View Frustum Culling

View Frustum culling


This demo supports view frustum culling. Each object must define a bounding sphere and a bounding box that totally encloses the object. Before drawing, it is then checked whether these simple geometrical objects lie fully inside or fully outside of the view frustum of the camera or if they are partially visible. Objects that lie completely outside of the view frustum do not have to be drawn. To make such a test even more efficient, it is possible to group a set of objects together and define a bounding volume for the whole group. The image on the left shows the camera with its view frustum (which is defined by six planes) and some object that are tested with their bounding boxes. Green boxes mean that the whole box lies inside the frustum, red boxes signal the the object lies fully outside and a brownish box means that we cannot say for sure yet. The implementation features bounding spheres and axis aligned bounding boxes for the view frustum culling test. It is interesting to note that, because of the nature of the underlying framework (having scene-graph like hierarchies of local coordinate systems), these bounding boxes are just locally axis aligned, from a global point of view, they may not be aligned (this is also shown in the picture to the left). The framework also allows for an automated computation of the bounding volumes for grouped objects. If the objects of such a group do not rotate, such a computation may evan yield an optimal solution. Furthermore, the framework can also handle moving objects by calculating a static (non changing) bounding volume that will always contain the object at every point in time. All the volumes are precomputed and the structure of the grouping is never altered.

Level of Detail

Level Of Detail


The image to the left shows the second scene of the demo, which contains a landscape with hills. Level of detail, as it has been implemented with this demo, allows to draw different objects depending on the distance of such an object to the camera. This is illustrated in the picture by having different colored objects for each level. It is apparent that the hills that are close to the camera have a much higher complexity than the hills that are far away from the camera, which consist only of a few polygon faces. The demo currently features only static level of detail, which means that different levels of detail of an object and the distances at which they get drawn is fixed and there is no geometry data generation nor changing of distance thresholds on the fly.

Perlin Noise

Perlin Noise


The demo also features a class than can generate 2D Perlin Noise. Perlin Noise can be described as a weighted summation of noise at differnt frequencies. The image shows two such generated noise patterns on the left cube and on the cube in the middle of the image. The cube on the right shows a combination of the other two perlin noise textures, which can also be generated with the perlin noise class of the demo.
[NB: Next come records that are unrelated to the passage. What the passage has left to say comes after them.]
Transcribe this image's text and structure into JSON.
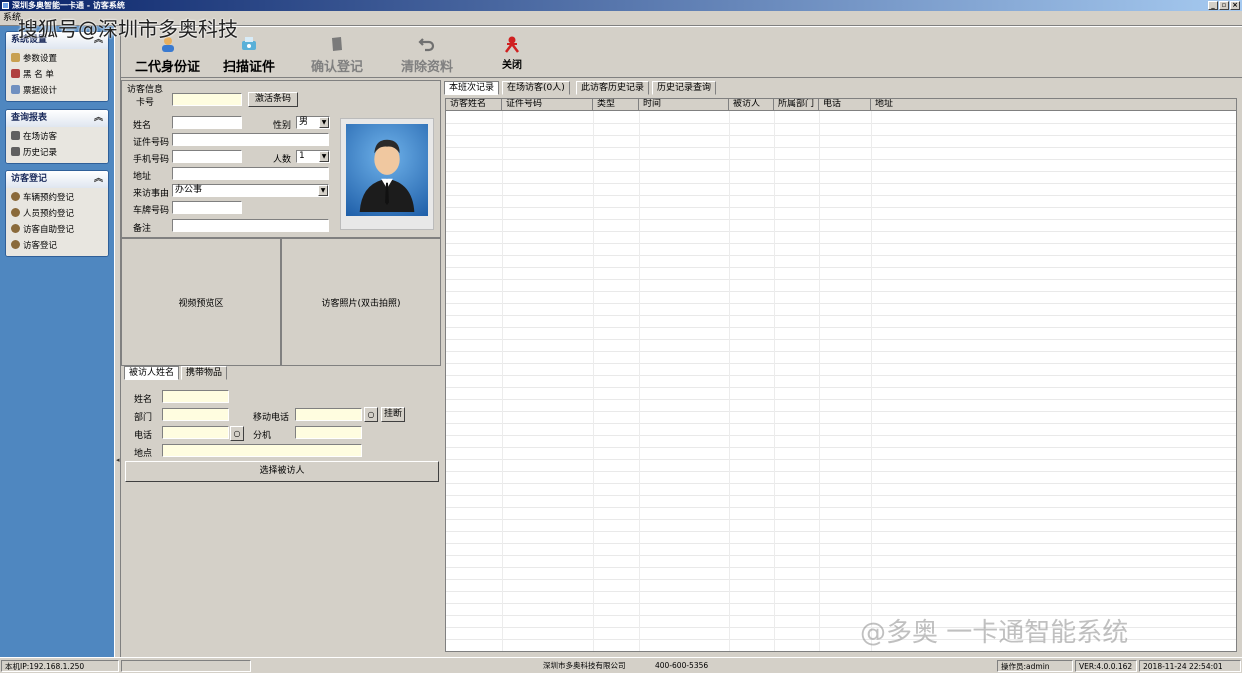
{
  "window": {
    "title": "深圳多奥智能一卡通 - 访客系统"
  },
  "menu": {
    "label": "系统"
  },
  "sidebar": {
    "panels": [
      {
        "title": "系统设置",
        "items": [
          {
            "label": "参数设置",
            "icon": "settings-icon"
          },
          {
            "label": "黑 名 单",
            "icon": "blacklist-icon"
          },
          {
            "label": "票据设计",
            "icon": "ticket-design-icon"
          }
        ]
      },
      {
        "title": "查询报表",
        "items": [
          {
            "label": "在场访客",
            "icon": "report-icon"
          },
          {
            "label": "历史记录",
            "icon": "report-icon"
          }
        ]
      },
      {
        "title": "访客登记",
        "items": [
          {
            "label": "车辆预约登记",
            "icon": "visitor-icon"
          },
          {
            "label": "人员预约登记",
            "icon": "visitor-icon"
          },
          {
            "label": "访客自助登记",
            "icon": "visitor-icon"
          },
          {
            "label": "访客登记",
            "icon": "visitor-icon"
          }
        ]
      }
    ]
  },
  "toolbar": {
    "id_card": "二代身份证",
    "scan": "扫描证件",
    "confirm": "确认登记",
    "clear": "清除资料",
    "close": "关闭"
  },
  "visitor": {
    "group_title": "访客信息",
    "card_label": "卡号",
    "card_value": "",
    "activate_button": "激活条码",
    "name_label": "姓名",
    "gender_label": "性别",
    "gender_value": "男",
    "id_label": "证件号码",
    "phone_label": "手机号码",
    "count_label": "人数",
    "count_value": "1",
    "address_label": "地址",
    "reason_label": "来访事由",
    "reason_value": "办公事",
    "plate_label": "车牌号码",
    "remark_label": "备注"
  },
  "media": {
    "video_preview": "视频预览区",
    "visitor_photo": "访客照片(双击拍照)"
  },
  "host": {
    "tabs": [
      "被访人姓名",
      "携带物品"
    ],
    "name_label": "姓名",
    "dept_label": "部门",
    "mobile_label": "移动电话",
    "hangup_button": "挂断",
    "tel_label": "电话",
    "ext_label": "分机",
    "location_label": "地点",
    "select_button": "选择被访人"
  },
  "records": {
    "tabs": [
      "本班次记录",
      "在场访客(0人)",
      "此访客历史记录",
      "历史记录查询"
    ],
    "columns": [
      "访客姓名",
      "证件号码",
      "类型",
      "时间",
      "被访人",
      "所属部门",
      "电话",
      "地址"
    ],
    "rows": []
  },
  "status": {
    "ip": "本机IP:192.168.1.250",
    "company": "深圳市多奥科技有限公司",
    "phone": "400-600-5356",
    "operator": "操作员:admin",
    "version": "VER:4.0.0.162",
    "datetime": "2018-11-24 22:54:01"
  },
  "watermarks": {
    "top_left": "搜狐号@深圳市多奥科技",
    "bottom_right": "@多奥 一卡通智能系统"
  }
}
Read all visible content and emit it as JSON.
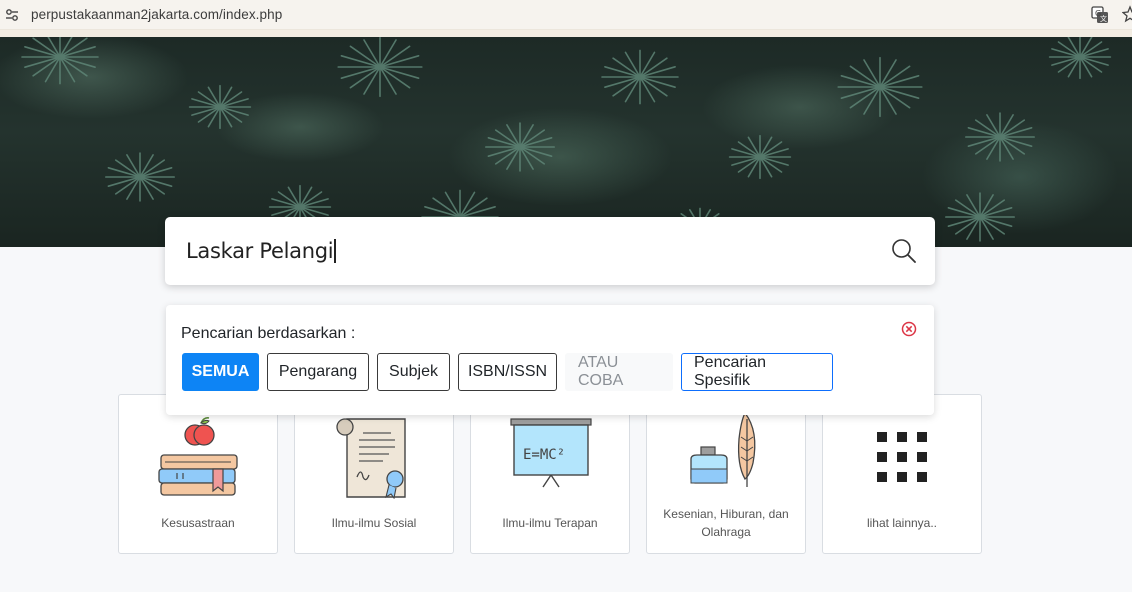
{
  "browser": {
    "url": "perpustakaanman2jakarta.com/index.php"
  },
  "search": {
    "query": "Laskar Pelangi"
  },
  "filter": {
    "heading": "Pencarian berdasarkan :",
    "buttons": [
      "SEMUA",
      "Pengarang",
      "Subjek",
      "ISBN/ISSN",
      "ATAU COBA",
      "Pencarian Spesifik"
    ]
  },
  "categories": [
    {
      "label": "Kesusastraan"
    },
    {
      "label": "Ilmu-ilmu Sosial"
    },
    {
      "label": "Ilmu-ilmu Terapan",
      "board_text": "E=MC²"
    },
    {
      "label": "Kesenian, Hiburan, dan Olahraga"
    },
    {
      "label": "lihat lainnya.."
    }
  ],
  "colors": {
    "primary": "#0d84f5",
    "close_icon": "#dc3545"
  }
}
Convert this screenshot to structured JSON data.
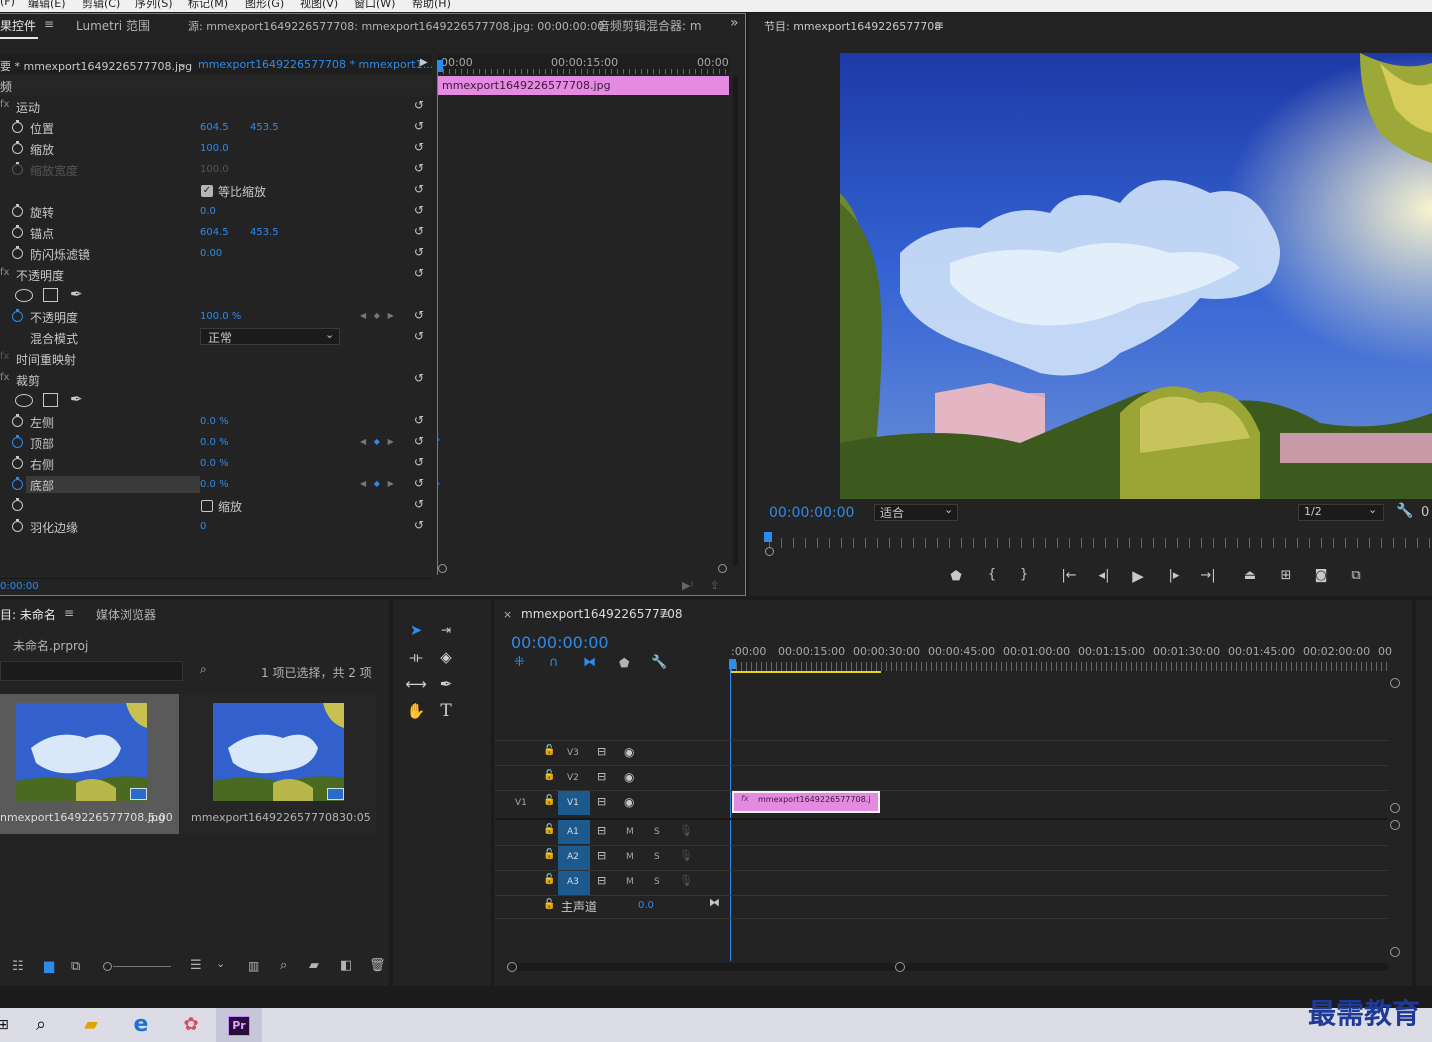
{
  "menu": [
    "(F)",
    "编辑(E)",
    "剪辑(C)",
    "序列(S)",
    "标记(M)",
    "图形(G)",
    "视图(V)",
    "窗口(W)",
    "帮助(H)"
  ],
  "effect_controls": {
    "tabs": [
      "果控件",
      "Lumetri 范围",
      "源: mmexport1649226577708: mmexport1649226577708.jpg: 00:00:00:00",
      "音频剪辑混合器: m"
    ],
    "tab_menu": "≡",
    "source_clip": "要 * mmexport1649226577708.jpg",
    "seq_clip": "mmexport1649226577708 * mmexport1...",
    "section": "频",
    "motion": "运动",
    "position_label": "位置",
    "position_x": "604.5",
    "position_y": "453.5",
    "scale_label": "缩放",
    "scale_val": "100.0",
    "scale_width_label": "缩放宽度",
    "scale_width_val": "100.0",
    "uniform_label": "等比缩放",
    "rotation_label": "旋转",
    "rotation_val": "0.0",
    "anchor_label": "锚点",
    "anchor_x": "604.5",
    "anchor_y": "453.5",
    "flicker_label": "防闪烁滤镜",
    "flicker_val": "0.00",
    "opacity_group": "不透明度",
    "opacity_label": "不透明度",
    "opacity_val": "100.0 %",
    "blend_label": "混合模式",
    "blend_val": "正常",
    "time_remap": "时间重映射",
    "crop": "裁剪",
    "left_label": "左侧",
    "left_val": "0.0 %",
    "top_label": "顶部",
    "top_val": "0.0 %",
    "right_label": "右侧",
    "right_val": "0.0 %",
    "bottom_label": "底部",
    "bottom_val": "0.0 %",
    "zoom_label": "缩放",
    "feather_label": "羽化边缘",
    "feather_val": "0",
    "timecode": "0:00:00",
    "ruler": [
      "00:00",
      "00:00:15:00",
      "00:00"
    ],
    "clip_name": "mmexport1649226577708.jpg"
  },
  "program": {
    "title": "节目: mmexport1649226577708",
    "timecode": "00:00:00:00",
    "fit": "适合",
    "quality": "1/2",
    "extra": "0"
  },
  "project": {
    "tab": "目: 未命名",
    "tab2": "媒体浏览器",
    "file": "未命名.prproj",
    "status": "1 项已选择，共 2 项",
    "items": [
      {
        "name": "nmexport1649226577708.jpg",
        "dur": "5:00"
      },
      {
        "name": "mmexport1649226577708",
        "dur": "30:05"
      }
    ]
  },
  "timeline": {
    "tab": "mmexport1649226577708",
    "timecode": "00:00:00:00",
    "ruler": [
      ":00:00",
      "00:00:15:00",
      "00:00:30:00",
      "00:00:45:00",
      "00:01:00:00",
      "00:01:15:00",
      "00:01:30:00",
      "00:01:45:00",
      "00:02:00:00",
      "00"
    ],
    "tracks": [
      "V3",
      "V2",
      "V1",
      "A1",
      "A2",
      "A3"
    ],
    "src_v1": "V1",
    "master": "主声道",
    "master_val": "0.0",
    "m": "M",
    "s": "S",
    "clip": "mmexport1649226577708.j",
    "fx": "fx"
  },
  "watermark": "最需教育"
}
Perlin Noise is used for differnt things in this demo. The texture of the torus in the first scene is exactly the texture of the right cube. The sky in the second scene is also just perlin noise and the height field used to generate the landscape is ... (you may have guessed it already) ... Perlin Noise.

Scene 1

Scene 1


The first scene of the demo is a big torus that is composed of many small tori. This big torus is constructed recursively. During the recursion, objects that are close together get grouped together. The final result is a group hierarchy of logarithmic depth (which makes the view frustum culling quite effective).

The camera is moved using keyframe interpolation. As every other object in the demo, the position of the camera is defined by an coordinate offset from the origin (translation) and three euler angles which get applied according to the RPY-convention (roll around x-axis, pitch around y-axis, yaw around z-axis). Interpolating between various checkpoints over time in different ways (linearly, using sine or cosine, using differnt methods for the differnt variables, ...) defines the camera path.

Scene 2

Scene 2


The second scene is a flight over a landscape, which is generated from a height field. In order to get a better resolution for the level of detail, the landscape is subdivided into small patches, which are (like in the first scene) grouped together and build an hierarchy. The resulting landscape is additionally repeated and the repetition is made less apparent by further grouping and a randomly rotating these groups. The differnt levels of detail for the landscape are created by ignoring certain points of the height field. This whole computation is done at the start of the demo, no geometrical models get computed on the fly.